About

About

A rack displaying zines reads "Zines For Sale"The Anchor Archive Zine Library is a collectively-run, non-profit library with a collection of over 5000 zines from the local area and around the world. It has been providing access to independent media, art, and local zine history and culture since 2005 through operating the library and offering tools, resources, and programming for making zines.

Zines are self-published publications made outside of mainstream press and media, by all kinds of people about all kinds of things. The Anchor Archive sees zines as an important way to take media into your own hands, find a voice for yourself, and find information and stories that aren't represented in mainstream media and culture.

To borrow zines you must be a member and visit the zine library in person. You can become a member by donating $2-10 or donating a zine. You get zines for 2 weeks and can take out 13 at a time.

You can search for zines in our catalogue (about half of our collection has been catalogued) or browse by topic in the library.

The Zine Library is part of a collectively run arts space called Radstorm, along with Ink Storm Screenprinting Collective and Sad Rad Music Collective.

Every October the Anchor Archive organizes a zine fair and usually in the summer it co-hosts a residency program.

Find location and accessibility information on our contact page.

History

5684 Roberts Street house

The Anchor Archive Zine Library was opened in 2005 by Sarah Evans and Son Edworthy in the living room of their little house at 5684 Roberts Street, in the north end of Halifax. Sarah and Son ran the library out of their home, with the help of friends and volunteers. They started a zine residency program in 2006 and hosted residents in their shed in the summer.

Sarah moved out of the house a couple of years later and her room was turned into a screen printing studio, operated by Ink Storm Screen Printing Collective.  When Son moved out a year later, Sarah, Son, and some other folks formed a collective and decided to operate the house as a collective arts space called the Roberts Street Social Centre.
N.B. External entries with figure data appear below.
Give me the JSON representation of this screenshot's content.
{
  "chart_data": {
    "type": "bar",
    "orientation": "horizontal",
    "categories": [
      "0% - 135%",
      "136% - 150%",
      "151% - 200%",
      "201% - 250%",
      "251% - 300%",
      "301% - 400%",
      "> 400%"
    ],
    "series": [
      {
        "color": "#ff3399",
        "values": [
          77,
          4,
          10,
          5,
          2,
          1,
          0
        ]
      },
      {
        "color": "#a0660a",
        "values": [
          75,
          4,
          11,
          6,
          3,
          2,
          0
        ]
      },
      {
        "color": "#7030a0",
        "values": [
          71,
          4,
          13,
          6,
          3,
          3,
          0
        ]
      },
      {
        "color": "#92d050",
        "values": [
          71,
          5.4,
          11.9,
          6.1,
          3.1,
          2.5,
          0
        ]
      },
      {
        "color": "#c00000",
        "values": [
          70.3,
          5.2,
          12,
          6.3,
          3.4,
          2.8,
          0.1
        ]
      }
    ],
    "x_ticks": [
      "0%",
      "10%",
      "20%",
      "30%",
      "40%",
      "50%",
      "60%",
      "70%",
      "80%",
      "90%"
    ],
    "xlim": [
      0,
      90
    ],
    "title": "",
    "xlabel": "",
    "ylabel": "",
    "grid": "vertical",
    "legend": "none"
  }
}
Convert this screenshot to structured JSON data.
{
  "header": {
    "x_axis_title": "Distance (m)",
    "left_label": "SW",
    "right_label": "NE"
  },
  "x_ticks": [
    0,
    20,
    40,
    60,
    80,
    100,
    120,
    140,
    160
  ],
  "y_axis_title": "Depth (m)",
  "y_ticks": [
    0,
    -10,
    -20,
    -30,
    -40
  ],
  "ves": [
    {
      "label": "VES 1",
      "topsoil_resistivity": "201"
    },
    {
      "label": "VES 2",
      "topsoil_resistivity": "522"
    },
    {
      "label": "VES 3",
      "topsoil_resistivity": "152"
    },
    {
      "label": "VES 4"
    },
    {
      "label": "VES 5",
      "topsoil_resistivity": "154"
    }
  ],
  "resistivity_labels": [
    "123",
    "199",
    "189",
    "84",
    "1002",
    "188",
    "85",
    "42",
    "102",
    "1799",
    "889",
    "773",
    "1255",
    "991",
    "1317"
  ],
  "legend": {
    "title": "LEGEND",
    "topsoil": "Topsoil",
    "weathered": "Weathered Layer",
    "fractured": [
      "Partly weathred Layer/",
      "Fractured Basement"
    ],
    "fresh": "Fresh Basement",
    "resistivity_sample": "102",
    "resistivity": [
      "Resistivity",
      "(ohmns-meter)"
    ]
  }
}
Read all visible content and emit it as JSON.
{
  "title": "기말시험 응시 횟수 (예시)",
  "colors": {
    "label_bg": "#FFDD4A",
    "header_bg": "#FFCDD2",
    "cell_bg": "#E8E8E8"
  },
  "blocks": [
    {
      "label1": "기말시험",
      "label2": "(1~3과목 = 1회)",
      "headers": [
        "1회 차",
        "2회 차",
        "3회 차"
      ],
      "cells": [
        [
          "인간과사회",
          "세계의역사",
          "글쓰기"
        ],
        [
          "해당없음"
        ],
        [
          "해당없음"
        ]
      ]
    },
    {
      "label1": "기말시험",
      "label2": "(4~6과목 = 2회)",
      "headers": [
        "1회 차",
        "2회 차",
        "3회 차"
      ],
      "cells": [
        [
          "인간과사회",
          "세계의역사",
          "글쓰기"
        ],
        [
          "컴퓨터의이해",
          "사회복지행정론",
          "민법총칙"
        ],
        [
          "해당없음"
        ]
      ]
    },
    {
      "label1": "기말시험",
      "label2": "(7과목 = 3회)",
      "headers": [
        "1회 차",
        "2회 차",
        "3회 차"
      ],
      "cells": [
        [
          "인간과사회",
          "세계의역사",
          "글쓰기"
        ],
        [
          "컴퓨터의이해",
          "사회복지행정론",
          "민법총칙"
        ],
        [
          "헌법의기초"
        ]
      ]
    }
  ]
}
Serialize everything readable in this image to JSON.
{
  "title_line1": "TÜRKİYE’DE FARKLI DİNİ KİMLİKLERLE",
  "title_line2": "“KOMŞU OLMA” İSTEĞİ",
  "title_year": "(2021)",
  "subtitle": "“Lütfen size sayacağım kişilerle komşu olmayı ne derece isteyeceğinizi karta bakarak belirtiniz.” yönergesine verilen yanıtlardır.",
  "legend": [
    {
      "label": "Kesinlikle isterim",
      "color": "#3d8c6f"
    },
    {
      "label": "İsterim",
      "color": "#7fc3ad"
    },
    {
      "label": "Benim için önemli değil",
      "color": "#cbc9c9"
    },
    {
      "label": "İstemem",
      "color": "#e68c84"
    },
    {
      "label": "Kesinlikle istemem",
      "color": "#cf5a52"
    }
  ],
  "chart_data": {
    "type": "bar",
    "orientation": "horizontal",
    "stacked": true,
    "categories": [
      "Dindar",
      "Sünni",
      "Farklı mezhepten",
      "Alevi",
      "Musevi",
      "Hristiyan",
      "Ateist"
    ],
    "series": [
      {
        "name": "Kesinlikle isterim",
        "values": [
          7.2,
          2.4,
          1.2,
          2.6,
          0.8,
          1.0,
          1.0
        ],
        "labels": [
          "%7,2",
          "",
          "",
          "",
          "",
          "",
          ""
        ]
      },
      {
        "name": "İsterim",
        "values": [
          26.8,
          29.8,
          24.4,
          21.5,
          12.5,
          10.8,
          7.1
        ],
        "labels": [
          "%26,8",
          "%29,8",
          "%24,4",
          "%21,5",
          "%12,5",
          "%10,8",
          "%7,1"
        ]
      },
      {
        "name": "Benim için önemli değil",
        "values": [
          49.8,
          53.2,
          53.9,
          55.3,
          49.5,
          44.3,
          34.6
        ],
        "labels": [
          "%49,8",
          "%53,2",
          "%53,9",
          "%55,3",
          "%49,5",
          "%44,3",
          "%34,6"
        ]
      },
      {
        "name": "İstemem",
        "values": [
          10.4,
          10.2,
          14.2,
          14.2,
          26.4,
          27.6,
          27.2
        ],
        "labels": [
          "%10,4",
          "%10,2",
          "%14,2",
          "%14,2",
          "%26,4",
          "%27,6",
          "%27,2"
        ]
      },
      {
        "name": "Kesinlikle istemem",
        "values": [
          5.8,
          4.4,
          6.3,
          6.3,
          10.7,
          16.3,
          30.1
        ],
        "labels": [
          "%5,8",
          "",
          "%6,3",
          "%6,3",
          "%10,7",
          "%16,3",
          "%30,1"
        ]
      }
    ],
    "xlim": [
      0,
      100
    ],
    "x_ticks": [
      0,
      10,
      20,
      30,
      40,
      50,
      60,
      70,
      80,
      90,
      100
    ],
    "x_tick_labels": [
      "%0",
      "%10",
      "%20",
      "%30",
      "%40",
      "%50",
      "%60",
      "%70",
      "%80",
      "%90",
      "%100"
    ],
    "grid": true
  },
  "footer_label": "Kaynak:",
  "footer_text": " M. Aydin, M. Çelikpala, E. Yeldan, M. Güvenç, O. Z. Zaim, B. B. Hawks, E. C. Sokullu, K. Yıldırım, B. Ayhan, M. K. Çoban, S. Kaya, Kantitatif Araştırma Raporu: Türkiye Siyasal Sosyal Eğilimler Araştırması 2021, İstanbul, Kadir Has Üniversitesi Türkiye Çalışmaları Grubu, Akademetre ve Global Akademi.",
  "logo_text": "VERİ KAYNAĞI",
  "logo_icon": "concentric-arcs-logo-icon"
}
Son's room was called "the Crow's Nest" and used as a small affordable meeting and events space. A speakeasy called the Tigers' Den happened there on Thursday nights for a couple of years. The library acquired a photocopier called The People's Photocopier. Books Beyond Bars, a program to bring books to women in prison, was also affiliated with the Roberts Street Social Centre.

Panorama interior of main floor at 5684 Roberts Street

In 2012 the collective received an eviction notice from their supportive landlord, who needed to move into the house due to financial problems. A long search for affordable and accessible space began, and a year later the Anchor Archive and Ink Storm moved into the former storefront space in Creighton Manor, an old apartment building at 2086 Creighton Street, where some Roberts Street Social Centre collective members lived.

2086 Creighton Street

When this building was sold and gutted a year later, Ink Storm moved into storage and the Anchor Archive moved to the back of Plan B, a cooperatively run vintage and artist store on Gottingen Street. The Anchor Archive resided in Plan B for 2 years. 

Through all these moves, open hours still happened, zines were borrowed, zine workshops were facilitated, affordable photocopying was provided, the zine fair happened ever year, and we hosted residents from around the world every summer.  Meanwhile, Ink Storm moved into a space upstairs at 6050 Almon Street along with Sad Rad Music Collective, an all-ages show and practice space.  Plan B was turning out to not be an ideal location for the zine library and the members wanted to reunite with Ink Storm, so in 2016 the zine library moved to 6050 Almon Street as well.